More than half of the laws passed during the tenure of the present provincial government were passed through a loophole in the system - using ordinances instead of the assembly.
The Sindh Assembly has so far enacted 76 laws, out of which 43 were brought up through ordinances, an official told The Express Tribune.
In a parliamentary set-up, ordinances are only issued in case of an emergency situation when the assembly is not in session. Under Article 128 of the Constitution, the governor can issue an ordinance on the chief minister’s advice. These laws have a life of 90 days and are subject to approval by the assembly.
Ideally, the government or any MPA can move a bill to be made into a law.
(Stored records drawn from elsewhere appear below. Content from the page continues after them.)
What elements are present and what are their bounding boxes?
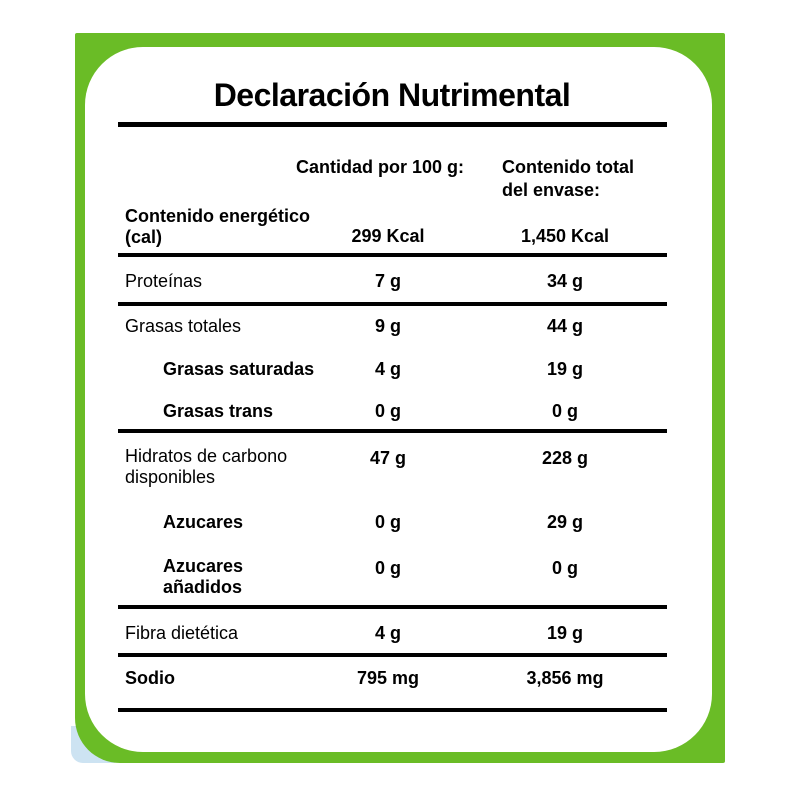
row-fibra-dietetica: Fibra dietética 4 g 19 g: [118, 621, 667, 645]
row-label: Fibra dietética: [125, 623, 239, 643]
column-header-per-100g: Cantidad por 100 g:: [296, 157, 465, 177]
row-label: Hidratos de carbono disponibles: [125, 446, 288, 487]
value-total-envase: 0 g: [551, 401, 578, 421]
row-label: Grasas saturadas: [163, 359, 315, 379]
value-total-envase: 0 g: [551, 558, 578, 578]
row-azucares: Azucares 0 g 29 g: [118, 510, 667, 534]
value-total-envase: 29 g: [546, 512, 584, 532]
row-grasas-saturadas: Grasas saturadas 4 g 19 g: [118, 357, 667, 381]
divider: [118, 253, 667, 257]
value-per-100g: 9 g: [374, 316, 401, 336]
divider: [118, 302, 667, 306]
value-total-envase: 19 g: [546, 623, 584, 643]
value-per-100g: 47 g: [369, 448, 407, 468]
row-label: Sodio: [125, 668, 175, 688]
value-per-100g: 0 g: [374, 401, 401, 421]
value-per-100g: 0 g: [374, 558, 401, 578]
value-per-100g: 795 mg: [356, 668, 420, 688]
value-total-envase: 1,450 Kcal: [520, 226, 610, 246]
green-frame: [75, 33, 725, 763]
value-per-100g: 4 g: [374, 623, 401, 643]
row-label: Proteínas: [125, 271, 203, 291]
value-per-100g: 299 Kcal: [351, 226, 425, 246]
row-azucares-anadidos: Azucares añadidos 0 g 0 g: [118, 556, 667, 602]
title-divider: [118, 122, 667, 127]
row-contenido-energetico: Contenido energético (cal) 299 Kcal 1,45…: [118, 202, 667, 248]
value-per-100g: 7 g: [374, 271, 401, 291]
divider: [118, 429, 667, 433]
row-label: Contenido energético (cal): [125, 206, 311, 247]
row-label: Grasas totales: [125, 316, 242, 336]
value-per-100g: 0 g: [374, 512, 401, 532]
value-per-100g: 4 g: [374, 359, 401, 379]
value-total-envase: 3,856 mg: [526, 668, 604, 688]
value-total-envase: 44 g: [546, 316, 584, 336]
row-hidratos-carbono: Hidratos de carbono disponibles 47 g 228…: [118, 446, 667, 492]
divider: [118, 708, 667, 712]
row-label: Grasas trans: [163, 401, 274, 421]
row-grasas-trans: Grasas trans 0 g 0 g: [118, 399, 667, 423]
row-grasas-totales: Grasas totales 9 g 44 g: [118, 314, 667, 338]
value-total-envase: 34 g: [546, 271, 584, 291]
row-label: Azucares: [163, 512, 244, 532]
divider: [118, 605, 667, 609]
row-label: Azucares añadidos: [163, 556, 244, 597]
value-total-envase: 19 g: [546, 359, 584, 379]
value-total-envase: 228 g: [541, 448, 589, 468]
divider: [118, 653, 667, 657]
row-sodio: Sodio 795 mg 3,856 mg: [118, 666, 667, 690]
label-panel: [85, 47, 712, 752]
row-proteinas: Proteínas 7 g 34 g: [118, 269, 667, 293]
page-title: Declaración Nutrimental: [213, 77, 571, 113]
column-header-total-envase: Contenido total del envase:: [502, 157, 634, 200]
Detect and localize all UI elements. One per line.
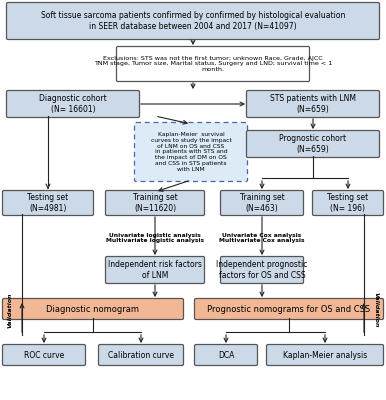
Text: STS patients with LNM
(N=659): STS patients with LNM (N=659) [270,94,356,114]
FancyBboxPatch shape [7,90,139,118]
Text: Independent prognostic
factors for OS and CSS: Independent prognostic factors for OS an… [216,260,308,280]
FancyBboxPatch shape [117,46,310,82]
Text: Kaplan-Meier analysis: Kaplan-Meier analysis [283,350,367,360]
FancyBboxPatch shape [134,122,247,182]
Text: DCA: DCA [218,350,234,360]
Text: Univariate logistic analysis
Multivariate logistic analysis: Univariate logistic analysis Multivariat… [106,232,204,243]
Text: Diagnostic nomogram: Diagnostic nomogram [46,304,139,314]
FancyBboxPatch shape [7,2,379,40]
Text: Validation: Validation [7,292,12,328]
FancyBboxPatch shape [98,344,183,366]
Text: Testing set
(N= 196): Testing set (N= 196) [327,193,369,213]
FancyBboxPatch shape [266,344,384,366]
Text: Prognostic cohort
(N=659): Prognostic cohort (N=659) [279,134,347,154]
Text: Kaplan-Meier  survival
curves to study the impact
of LNM on OS and CSS
in patien: Kaplan-Meier survival curves to study th… [151,132,232,172]
FancyBboxPatch shape [2,298,183,320]
Text: Training set
(N=463): Training set (N=463) [240,193,284,213]
FancyBboxPatch shape [247,130,379,158]
Text: Validation: Validation [374,292,379,328]
FancyBboxPatch shape [195,344,257,366]
Text: Calibration curve: Calibration curve [108,350,174,360]
FancyBboxPatch shape [195,298,384,320]
Text: ROC curve: ROC curve [24,350,64,360]
FancyBboxPatch shape [247,90,379,118]
FancyBboxPatch shape [2,344,86,366]
Text: Testing set
(N=4981): Testing set (N=4981) [27,193,69,213]
Text: Exclusions: STS was not the first tumor; unknown Race, Grade, AJCC
TNM stage, Tu: Exclusions: STS was not the first tumor;… [94,56,332,72]
FancyBboxPatch shape [220,256,303,284]
FancyBboxPatch shape [105,256,205,284]
FancyBboxPatch shape [105,190,205,216]
FancyBboxPatch shape [2,190,93,216]
Text: Training set
(N=11620): Training set (N=11620) [133,193,178,213]
Text: Independent risk factors
of LNM: Independent risk factors of LNM [108,260,202,280]
Text: Univariate Cox analysis
Multivariate Cox analysis: Univariate Cox analysis Multivariate Cox… [219,232,305,243]
Text: Diagnostic cohort
(N= 16601): Diagnostic cohort (N= 16601) [39,94,107,114]
FancyBboxPatch shape [313,190,384,216]
FancyBboxPatch shape [220,190,303,216]
Text: Prognostic nomograms for OS and CSS: Prognostic nomograms for OS and CSS [207,304,371,314]
Text: Soft tissue sarcoma patients confirmed by confirmed by histological evaluation
i: Soft tissue sarcoma patients confirmed b… [41,11,345,31]
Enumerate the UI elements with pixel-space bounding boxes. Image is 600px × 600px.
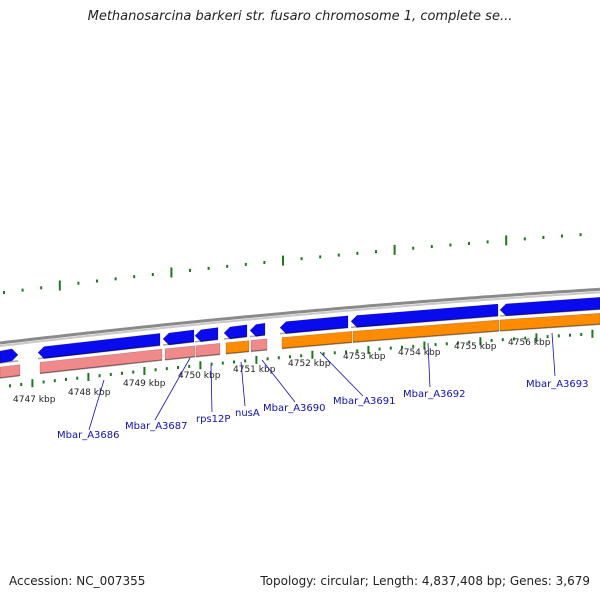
cds-forward	[279, 315, 349, 334]
cds-reverse-shade	[352, 330, 500, 344]
cds-forward	[499, 296, 600, 317]
scale-label: 4748 kbp	[68, 388, 111, 398]
cds-forward-shade	[37, 344, 161, 360]
gene-label: Mbar_A3692	[403, 389, 466, 400]
cds-forward	[350, 303, 499, 328]
cds-reverse	[0, 364, 21, 379]
cds-forward-shade	[162, 341, 195, 346]
cds-reverse-shade	[250, 349, 268, 353]
cds-reverse	[164, 345, 196, 361]
cds-reverse	[225, 340, 250, 355]
scale-label: 4752 kbp	[288, 359, 331, 369]
gene-label: Mbar_A3690	[263, 403, 326, 414]
scale-label: 4750 kbp	[178, 371, 221, 381]
cds-reverse	[250, 338, 268, 352]
cds-reverse	[281, 331, 353, 349]
backbone-line	[0, 287, 600, 345]
scale-label: 4755 kbp	[454, 342, 497, 352]
cds-reverse-shade	[225, 350, 250, 355]
cds-forward	[223, 324, 248, 340]
map-title: Methanosarcina barkeri str. fusaro chrom…	[87, 9, 513, 24]
gene-label: Mbar_A3693	[526, 379, 589, 390]
gene-leader-line	[427, 342, 431, 388]
cds-reverse-shade	[164, 356, 196, 361]
cds-reverse-shade	[39, 359, 163, 375]
cds-reverse-shade	[281, 341, 353, 350]
gene-label: Mbar_A3691	[333, 396, 396, 407]
cds-reverse	[352, 319, 500, 343]
gene-leader-line	[154, 357, 191, 421]
gene-leader-line	[319, 351, 364, 397]
scale-label: 4749 kbp	[123, 379, 166, 389]
gene-label: Mbar_A3687	[125, 421, 188, 432]
cds-forward-shade	[0, 360, 19, 364]
scale-label: 4753 kbp	[343, 352, 386, 362]
cds-forward-shade	[279, 326, 349, 335]
cds-forward	[0, 348, 19, 364]
gene-leader-line	[88, 379, 105, 431]
gene-label: nusA	[235, 408, 260, 419]
scale-label: 4747 kbp	[13, 395, 56, 405]
scale-label: 4751 kbp	[233, 365, 276, 375]
cds-forward-shade	[350, 315, 499, 329]
gene-label: rps12P	[196, 414, 230, 425]
cds-reverse	[499, 312, 600, 332]
gene-leader-line	[240, 361, 246, 407]
cds-forward	[37, 332, 161, 359]
cds-forward-shade	[249, 334, 266, 338]
gene-leader-line	[210, 364, 213, 413]
genome-summary-text: Topology: circular; Length: 4,837,408 bp…	[260, 574, 590, 588]
cds-reverse	[195, 343, 221, 358]
cds-forward	[162, 329, 195, 346]
backbone-line-shadow	[0, 291, 600, 347]
cds-forward	[194, 327, 219, 343]
cds-reverse	[39, 348, 163, 374]
cds-reverse-shade	[0, 374, 21, 379]
gene-label: Mbar_A3686	[57, 430, 120, 441]
accession-text: Accession: NC_007355	[9, 574, 146, 588]
cds-reverse-shade	[499, 323, 600, 332]
cds-forward-shade	[499, 308, 600, 317]
scale-label: 4754 kbp	[398, 348, 441, 358]
gene-leader-line	[261, 359, 296, 403]
cds-forward-shade	[223, 336, 248, 340]
scale-label: 4756 kbp	[508, 338, 551, 348]
cds-reverse-shade	[195, 353, 221, 358]
cds-forward	[249, 322, 266, 337]
cds-forward-shade	[194, 338, 219, 343]
gene-leader-line	[551, 332, 556, 377]
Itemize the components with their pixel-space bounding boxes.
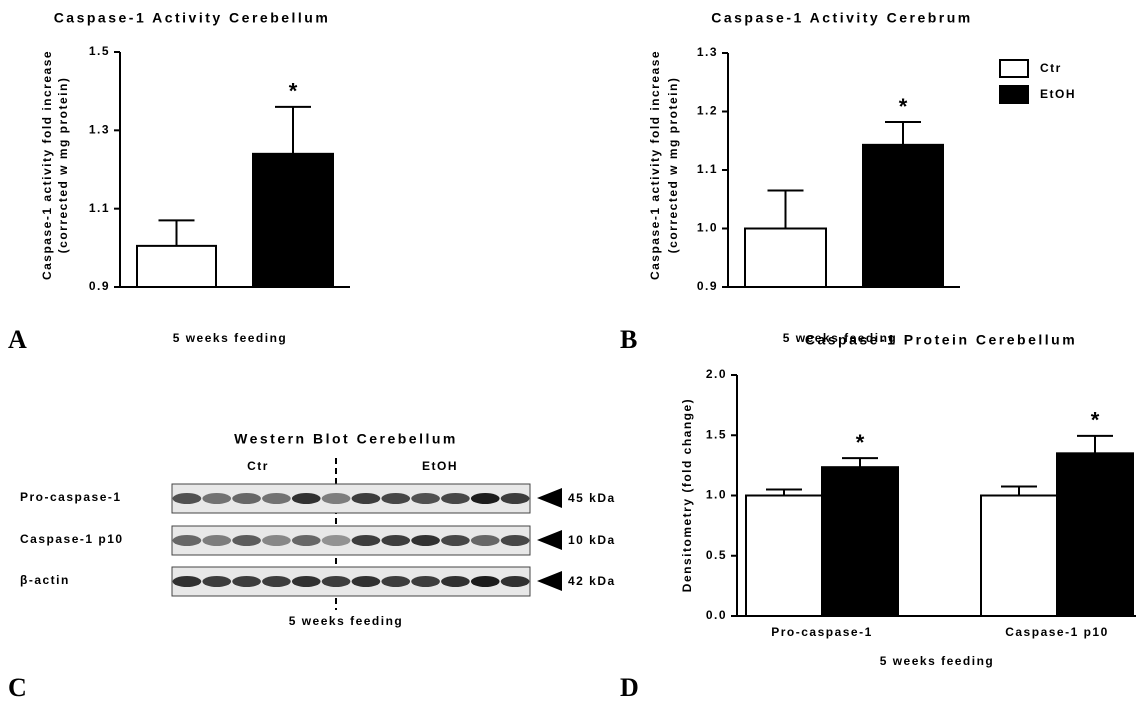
x-axis-label: 5 weeks feeding [289, 614, 404, 628]
x-tick-label: Caspase-1 p10 [1005, 625, 1109, 639]
band [292, 535, 321, 546]
band [173, 493, 202, 504]
y-tick-label: 1.3 [697, 45, 718, 59]
band [411, 576, 440, 587]
y-tick-label: 0.0 [706, 608, 727, 622]
row-label: Pro-caspase-1 [20, 490, 122, 504]
page: A B C D Western Blot Cerebellum Ctr EtOH… [0, 0, 1139, 701]
size-label: 45 kDa [568, 491, 616, 505]
band [411, 535, 440, 546]
y-tick-label: 0.9 [697, 279, 718, 293]
band [441, 493, 470, 504]
band [292, 493, 321, 504]
row-label: Caspase-1 p10 [20, 532, 124, 546]
y-tick-label: 1.5 [706, 427, 727, 441]
band [381, 535, 410, 546]
band [262, 535, 291, 546]
legend-label: EtOH [1040, 87, 1076, 101]
band [262, 576, 291, 587]
y-axis-label: (corrected w mg protein) [666, 77, 680, 254]
y-axis-label: Caspase-1 activity fold increase [40, 50, 54, 280]
band [262, 493, 291, 504]
chart-title: Caspase-1 Protein Cerebellum [805, 332, 1077, 348]
band [471, 535, 500, 546]
band [471, 493, 500, 504]
band [292, 576, 321, 587]
significance: * [856, 430, 865, 455]
y-tick-label: 1.2 [697, 104, 718, 118]
group-label: EtOH [422, 459, 458, 473]
bar [981, 496, 1057, 617]
legend-swatch [1000, 86, 1028, 103]
significance: * [899, 94, 908, 119]
band [352, 576, 381, 587]
y-tick-label: 1.1 [89, 201, 110, 215]
bar [863, 145, 943, 287]
bar [822, 467, 898, 616]
band [232, 493, 261, 504]
y-axis-label: Densitometry (fold change) [680, 398, 694, 592]
panel-label: A [8, 325, 27, 354]
row-label: β-actin [20, 573, 70, 587]
bar [137, 246, 216, 287]
band [471, 576, 500, 587]
y-tick-label: 0.9 [89, 279, 110, 293]
figure: A B C D Western Blot Cerebellum Ctr EtOH… [0, 0, 1139, 701]
band [441, 535, 470, 546]
legend-label: Ctr [1040, 61, 1062, 75]
band [202, 493, 231, 504]
band [501, 493, 530, 504]
blot-title: Western Blot Cerebellum [234, 431, 458, 447]
size-label: 10 kDa [568, 533, 616, 547]
band [441, 576, 470, 587]
bar [746, 496, 822, 617]
y-tick-label: 1.5 [89, 44, 110, 58]
band [322, 576, 351, 587]
arrowhead [537, 488, 562, 508]
size-label: 42 kDa [568, 574, 616, 588]
band [232, 535, 261, 546]
y-tick-label: 0.5 [706, 548, 727, 562]
group-label: Ctr [247, 459, 269, 473]
band [202, 535, 231, 546]
bar [1057, 453, 1133, 616]
chart-title: Caspase-1 Activity Cerebellum [54, 10, 331, 26]
band [202, 576, 231, 587]
y-axis-label: Caspase-1 activity fold increase [648, 50, 662, 280]
band [381, 493, 410, 504]
band [173, 535, 202, 546]
band [381, 576, 410, 587]
significance: * [1091, 408, 1100, 433]
x-tick-label: Pro-caspase-1 [771, 625, 873, 639]
band [352, 493, 381, 504]
band [232, 576, 261, 587]
band [322, 493, 351, 504]
band [322, 535, 351, 546]
y-tick-label: 2.0 [706, 367, 727, 381]
significance: * [289, 79, 298, 104]
band [411, 493, 440, 504]
y-tick-label: 1.0 [706, 488, 727, 502]
legend-swatch [1000, 60, 1028, 77]
bar [253, 154, 333, 287]
band [352, 535, 381, 546]
y-axis-label: (corrected w mg protein) [56, 77, 70, 254]
band [501, 576, 530, 587]
panel-label: D [620, 673, 639, 701]
y-tick-label: 1.1 [697, 162, 718, 176]
arrowhead [537, 530, 562, 550]
y-tick-label: 1.3 [89, 123, 110, 137]
panel-label: C [8, 673, 27, 701]
panel-label: B [620, 325, 637, 354]
x-axis-label: 5 weeks feeding [880, 654, 995, 668]
band [173, 576, 202, 587]
y-tick-label: 1.0 [697, 221, 718, 235]
x-axis-label: 5 weeks feeding [173, 331, 288, 345]
band [501, 535, 530, 546]
chart-title: Caspase-1 Activity Cerebrum [711, 10, 973, 26]
arrowhead [537, 571, 562, 591]
bar [745, 229, 826, 288]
The bill is then referred to the assembly’s relevant committee for legal and technical review. All relevant stakeholders are taken into confidence before moving the draft in the legislature for debate.

During the past four and a half years, the government issued 43 such ordinances despite the presence of a house of elected representatives - the Sindh Assembly.
This has not only irked the lawmakers from the opposition but from the treasury benches also, who say the proper lawmaking process was not followed and most of the laws were passed through ordinances rather than draft bills.
“We are the law makers and people have elected us for legislation,” Sindh Assembly member Arif Mustafa Jatoi told The Express Tribune. “Issuing ordinances suggests assemblies are meaningless as the laws are made outside this august house.”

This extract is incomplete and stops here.